14. Penolakan

4.5K 419 4
                                    

Ngaku dosa dulu. Sebenarnya aku ada salah tulis bab. Adegan flashback kemarin tuh salah bab (biarpun nggak yang gimana banget sih). Wattpadku kemarin error, nggak sync hp sama komputer dan pas malam, aku main upload yang ternyata bab lama. Maafin! :( Aku berusaha memperbaiki di bab ini biar logikanya jelas ya. Sekali lagi, maaf.

*

"NALA!"

Teriakan dari ujung lorong membuat gadis yang tengah berjalan dengan buku besar terpeluk menengok ke belakang. Seorang laki-laki berjaket hijau berjalan ke arahnya. Ia tersenyum manis seperti biasanya. Rambut kecokelatan yang rapi dan pakaian yang necis membuat siapapun bisa langsung jatuh hati. Sebuah tas selempang besar yang  Nala yakin berisikan peralatan olahraga tersampir di pundak.

"Ray?" Nala memanggil bingung ketika laki-laki itu dengan sedikit terengah berdiri tepat beberapa puluh sentimeter di depannya. "Bukannya kamu ada latihan sepak bola? Besok pertandingan penting, bukan?"

Ray cengengesan. Ia menggaruk kepalanya yang tak gatal. "Ya, sebentar lagi. Kamu ingin menonton?"

Nala diam. Bohong kalau ia tidak ingin menonton Ray berlatih. Menyoraki lelaki itu sama seperti perempuan lain yang menyoraki para pemain lainnya.

"Ah, aku ke sini untuk mengajakmu pergi besok." Ray menunduk malu-malu. Rona merah tampak dari pipinya. "Mungkin, jika kamu belum ada janji kencan."

"Kencan?"

Ray mengulum bibir sejenak. "Besok hari Valentine, jika kamu lupa."

"Ah," respon Nala singkat. Ia belum ada rencana apapun. 

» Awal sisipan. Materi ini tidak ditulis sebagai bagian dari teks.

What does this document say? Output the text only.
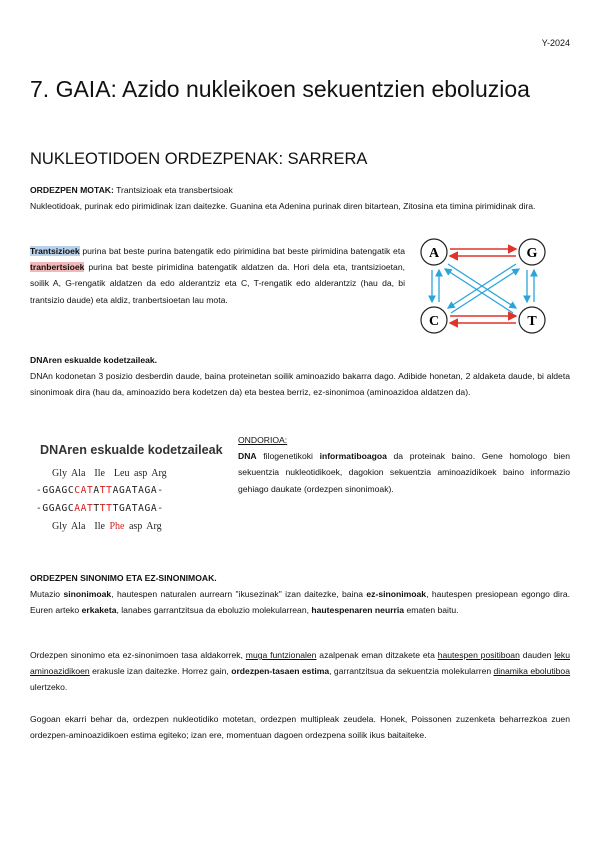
Y-2024
7. GAIA: Azido nukleikoen sekuentzien eboluzioa
NUKLEOTIDOEN ORDEZPENAK: SARRERA
ORDEZPEN MOTAK: Trantsizioak eta transbertsioak
Nukleotidoak, purinak edo pirimidinak izan daitezke. Guanina eta Adenina purinak diren bitartean, Zitosina eta timina pirimidinak dira.
Trantsizioek purina bat beste purina batengatik edo pirimidina bat beste pirimidina batengatik eta tranbertsioek purina bat beste pirimidina batengatik aldatzen da. Hori dela eta, trantsizioetan, soilik A, G-rengatik aldatzen da edo alderantziz eta C, T-rengatik edo alderantziz (hau da, bi trantsizio daude) eta aldiz, tranbertsioetan lau mota.
A	G
C	T
DNAren eskualde kodetzaileak.
DNAn kodonetan 3 posizio desberdin daude, baina proteinetan soilik aminoazido bakarra dago. Adibide honetan, 2 aldaketa daude, bi aldeta sinonimoak dira (hau da, aminoazido bera kodetzen da) eta bestea berriz, ez-sinonimoa (aminoazidoa aldatzen da).
DNAren eskualde kodetzaileak
Gly Ala  Ile  Leu asp Arg
-GGAGCCATATTAGATAGA-
-GGAGCAATTTTTGATAGA-
Gly Ala  Ile Phe asp Arg
ONDORIOA:
DNA filogenetikoki informatiboagoa da proteinak baino. Gene homologo bien sekuentzia nukleotidikoek, dagokion sekuentzia aminoazidikoek baino informazio gehiago daukate (ordezpen sinonimoak).
ORDEZPEN SINONIMO ETA EZ-SINONIMOAK.
Mutazio sinonimoak, hautespen naturalen aurrearn "ikusezinak" izan daitezke, baina ez-sinonimoak, hautespen presiopean egongo dira. Euren arteko erkaketa, lanabes garrantzitsua da eboluzio molekularrean, hautespenaren neurria ematen baitu.
Ordezpen sinonimo eta ez-sinonimoen tasa aldakorrek, muga funtzionalen azalpenak eman ditzakete eta hautespen positiboan dauden leku aminoazidikoen erakusle izan daitezke. Horrez gain, ordezpen-tasaen estima, garrantzitsua da sekuentzia molekularren dinamika ebolutiboa ulertzeko.
Gogoan ekarri behar da, ordezpen nukleotidiko motetan, ordezpen multipleak zeudela. Honek, Poissonen zuzenketa beharrezkoa zuen ordezpen-aminoazidikoen estima egiteko; izan ere, momentuan dagoen ordezpena soilik ikus baitaiteke.
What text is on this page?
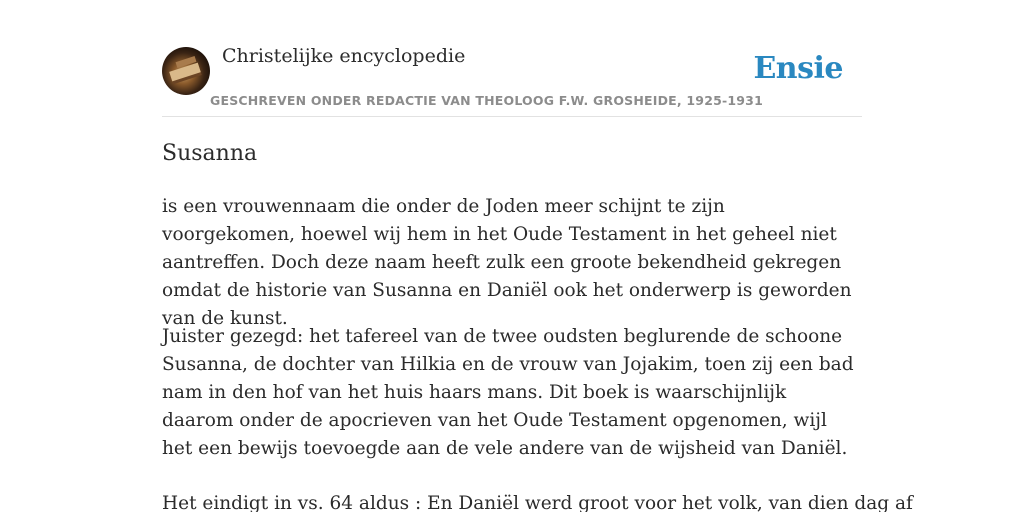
Christelijke encyclopedie
GESCHREVEN ONDER REDACTIE VAN THEOLOOG F.W. GROSHEIDE, 1925-1931
Ensie
Susanna

is een vrouwennaam die onder de Joden meer schijnt te zijn voorgekomen, hoewel wij hem in het Oude Testament in het geheel niet aantreffen. Doch deze naam heeft zulk een groote bekendheid gekregen omdat de historie van Susanna en Daniël ook het onderwerp is geworden van de kunst.

Juister gezegd: het tafereel van de twee oudsten beglurende de schoone Susanna, de dochter van Hilkia en de vrouw van Jojakim, toen zij een bad nam in den hof van het huis haars mans. Dit boek is waarschijnlijk daarom onder de apocrieven van het Oude Testament opgenomen, wijl het een bewijs toevoegde aan de vele andere van de wijsheid van Daniël.

Het eindigt in vs. 64 aldus : En Daniël werd groot voor het volk, van dien dag af
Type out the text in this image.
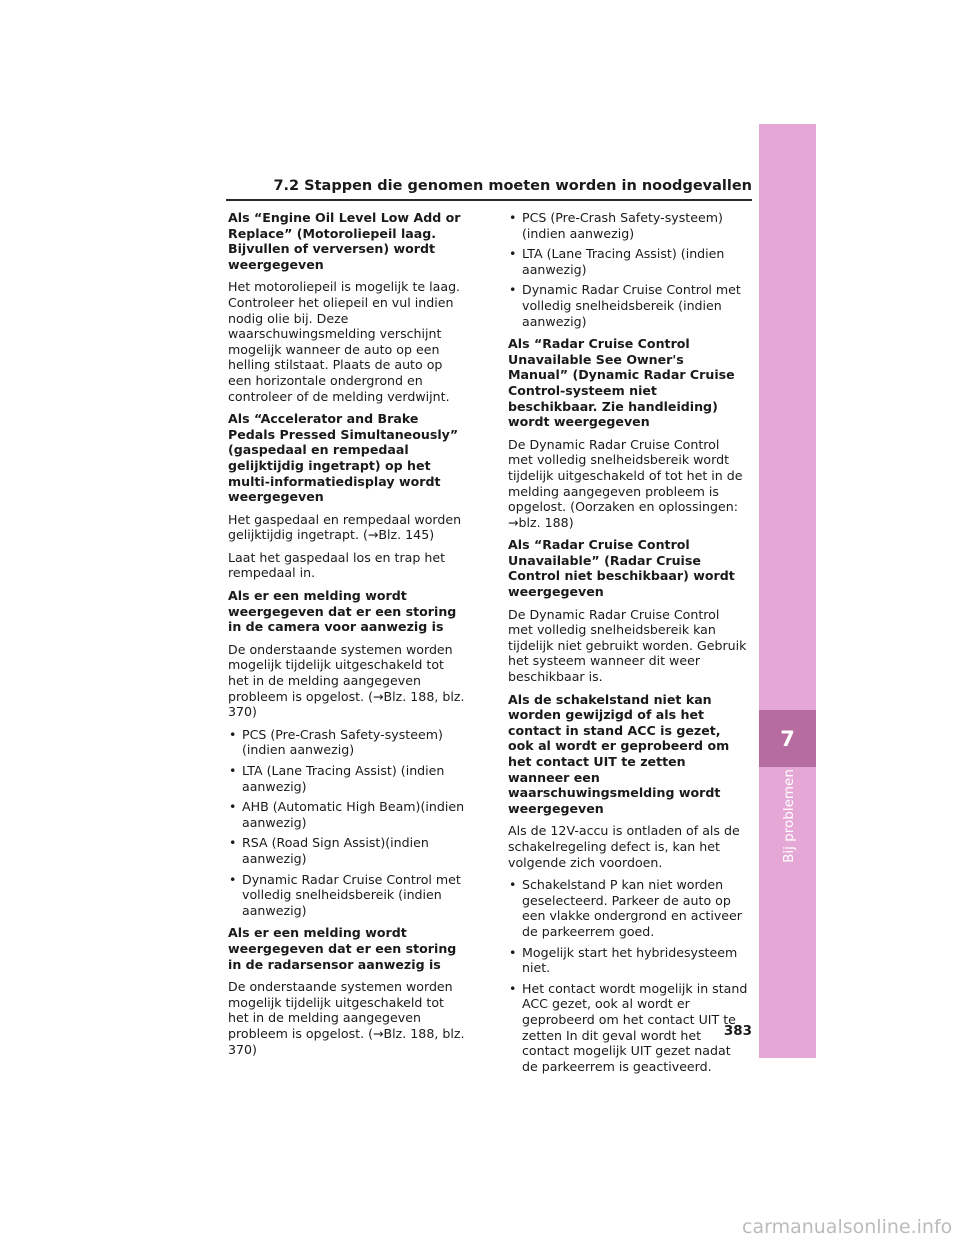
7
Bij problemen
7.2 Stappen die genomen moeten worden in noodgevallen
Als “Engine Oil Level Low Add or Replace” (Motoroliepeil laag. Bijvullen of verversen) wordt weergegeven
Het motoroliepeil is mogelijk te laag. Controleer het oliepeil en vul indien nodig olie bij. Deze waarschuwingsmelding verschijnt mogelijk wanneer de auto op een helling stilstaat. Plaats de auto op een horizontale ondergrond en controleer of de melding verdwijnt.
Als “Accelerator and Brake Pedals Pressed Simultaneously” (gaspedaal en rempedaal gelijktijdig ingetrapt) op het multi-informatiedisplay wordt weergegeven
Het gaspedaal en rempedaal worden gelijktijdig ingetrapt. (→Blz. 145)
Laat het gaspedaal los en trap het rempedaal in.
Als er een melding wordt weergegeven dat er een storing in de camera voor aanwezig is
De onderstaande systemen worden mogelijk tijdelijk uitgeschakeld tot het in de melding aangegeven probleem is opgelost. (→Blz. 188, blz. 370)
• PCS (Pre-Crash Safety-systeem) (indien aanwezig)
• LTA (Lane Tracing Assist) (indien aanwezig)
• AHB (Automatic High Beam)(indien aanwezig)
• RSA (Road Sign Assist)(indien aanwezig)
• Dynamic Radar Cruise Control met volledig snelheidsbereik (indien aanwezig)
Als er een melding wordt weergegeven dat er een storing in de radarsensor aanwezig is
De onderstaande systemen worden mogelijk tijdelijk uitgeschakeld tot het in de melding aangegeven probleem is opgelost. (→Blz. 188, blz. 370)
• PCS (Pre-Crash Safety-systeem) (indien aanwezig)
• LTA (Lane Tracing Assist) (indien aanwezig)
• Dynamic Radar Cruise Control met volledig snelheidsbereik (indien aanwezig)
Als “Radar Cruise Control Unavailable See Owner's Manual” (Dynamic Radar Cruise Control-systeem niet beschikbaar. Zie handleiding) wordt weergegeven
De Dynamic Radar Cruise Control met volledig snelheidsbereik wordt tijdelijk uitgeschakeld of tot het in de melding aangegeven probleem is opgelost. (Oorzaken en oplossingen: →blz. 188)
Als “Radar Cruise Control Unavailable” (Radar Cruise Control niet beschikbaar) wordt weergegeven
De Dynamic Radar Cruise Control met volledig snelheidsbereik kan tijdelijk niet gebruikt worden. Gebruik het systeem wanneer dit weer beschikbaar is.
Als de schakelstand niet kan worden gewijzigd of als het contact in stand ACC is gezet, ook al wordt er geprobeerd om het contact UIT te zetten wanneer een waarschuwingsmelding wordt weergegeven
Als de 12V-accu is ontladen of als de schakelregeling defect is, kan het volgende zich voordoen.
• Schakelstand P kan niet worden geselecteerd. Parkeer de auto op een vlakke ondergrond en activeer de parkeerrem goed.
• Mogelijk start het hybridesysteem niet.
• Het contact wordt mogelijk in stand ACC gezet, ook al wordt er geprobeerd om het contact UIT te zetten In dit geval wordt het contact mogelijk UIT gezet nadat de parkeerrem is geactiveerd.
383
carmanualsonline.info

Lagipula, siapa juga yang mau mengajaknya kencan?

"Besok, aku tidak akan ada di sekolah. Aku yakin, kamu pasti tahu itu." Ray terlihat berpikir sejenak. "Aku akan ke rumahmu sore setelah pertandingan. Mungkin, bukan kencan yang mewah. Uang sakuku tak akan cukup mengajakmu makan di restoran bintang lima. Tetapi, aku bisa janjikan, kencan ini akan menyenangkan."

Jantung Nala berdebar tak karuan. Kalimat yang dituturkan Ray tampak tulus. Dan sejatinya, ajakan kencan tak pernah ia dapatkan sebelumnya.

Mungkin, Ray pernah beberapa kali mengajaknya pergi. Tetapi, tidak seperti ini. Ia hanya menjemput Nala tiba-tiba, mengajaknya ke perpustakaan atau toko musik, hanya itu. Tidak lebih. 

"Itu..."

Belum selesai Nala berucap, suara panggilan ponsel terdengar. Ray merogoh sakunya, menatap ke arah ponsel pintarnya sejenak.

"Pelatih Andrew," terang Ray cepat.

"Dia pasti mencarimu."

"Y-ya..." Ray memiring-miringkan kepalanya. "Kalau begitu aku duluan, ya? Kabari jawabanmu segera, oke?" Lelaki itu mengulurkan tangannya, mengacak rambut Nala pelan sebelum pergi ke arah lain.

Nala menghela napas pelan. Harus ia jawab apa ajakan Ray tadi?

"Melamun?" Kalimat itu membuyarkan Nala. 

Kini, di belakangnya, seorang lelaki berambut hitam dengan bola mata merah berdiri. Kontras dengan Ray, lelaki itu tampak sedikit urakan. Aura anak lelaki yang nakal tampak mencuat ke mana-mana.

"Tidak, bukan apa-apa." Nala menggeleng. Gadis itu berjalan ke arah lorong loker. Orfeas mengikutinya. Ia selalu seperti itu.

Gadis itu menimang-nimang sejenak. Ia masih ingin menonton latihan Ray. Tetapi, ia tidak mungkin mengajak Orfeas bersamanya. Pasti akan canggung!

"Apa yang kamu akan lakukan setelah ini?" Kalimat itu membuat Nala terlonjak.

"Entahlah! Aku berencana menonton Ray berlatih. Tetapi, mungkin dari jauh. Tetapi..." Nala berpikir sejenak. "Ah, entah lah!"